Spes C H, Angermann C E, Beyer R W, Schreiner J, Lehnert P, Kemkes B M, Theisen K
Department of Medicine (Medizinische Klinik Innenstadt), University of Munich, FRG.
J Heart Transplant. 1990 Jul-Aug;9(4):404-7.
The introduction of cyclosporine to immunosuppressive therapy greatly improved the results of organ transplantation. The clinical use of cyclosporine, however, is associated with several serious side effects. Because the drug is primarily eliminated via biliary secretion and thus probably alters bile composition, we investigated the incidence of gallstones in 29 heart transplant recipients receiving immunosuppressive therapy with cyclosporine. Two of three female patients and none of the male patients had gallstones before heart transplantation. After operation, in nine of the 26 male patients cholelithiasis developed during cyclosporine therapy; seven cases of gallstones occurred within the first postoperative year. High cyclosporine blood levels, obesity, and diabetes mellitus in the early postoperative period appeared to be predisposing factors for formation of gallstones. Prevention of biliary calculous disease in heart transplant recipients is especially important because immunosuppressive therapy poses an additional risk on potential complications of cholelithiasis. An immunosuppressive regimen aimed at lower cyclosporine blood levels may help to avoid hepatobiliary complications.

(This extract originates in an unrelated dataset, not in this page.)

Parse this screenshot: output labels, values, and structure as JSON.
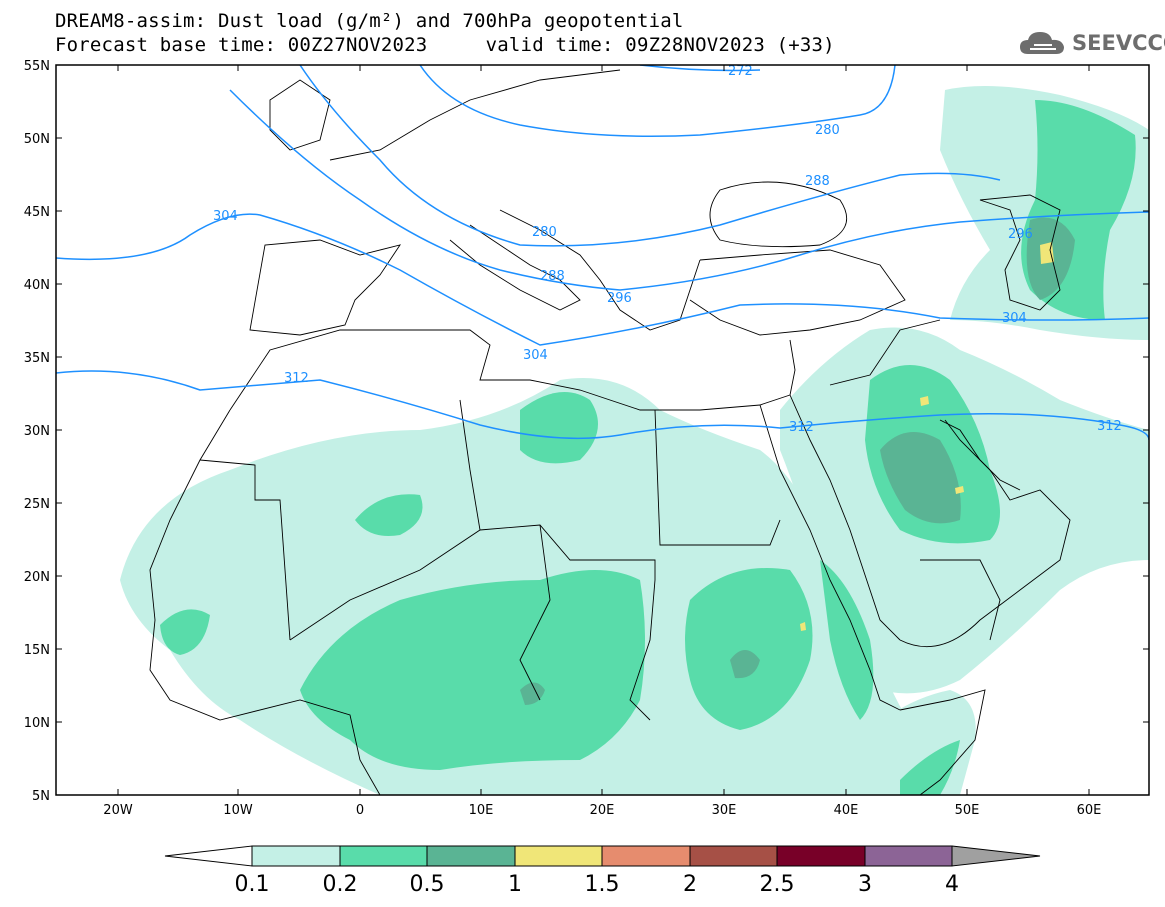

将环孢素引入免疫抑制治疗极大地改善了器官移植的效果。然而,环孢素的临床应用伴随着几种严重的副作用。由于该药物主要通过胆汁分泌消除,因此可能会改变胆汁成分,我们调查了29例接受环孢素免疫抑制治疗的心脏移植受者胆结石的发生率。三名女性患者中有两名在心脏移植前有胆结石,男性患者均无。术后,26名男性患者中有9名在环孢素治疗期间发生胆石症;7例胆结石发生在术后第一年。术后早期环孢素血药浓度高、肥胖和糖尿病似乎是胆结石形成的易感因素。预防心脏移植受者的胆石疾病尤为重要,因为免疫抑制治疗会给胆石症的潜在并发症带来额外风险。旨在降低环孢素血药浓度的免疫抑制方案可能有助于避免肝胆并发症。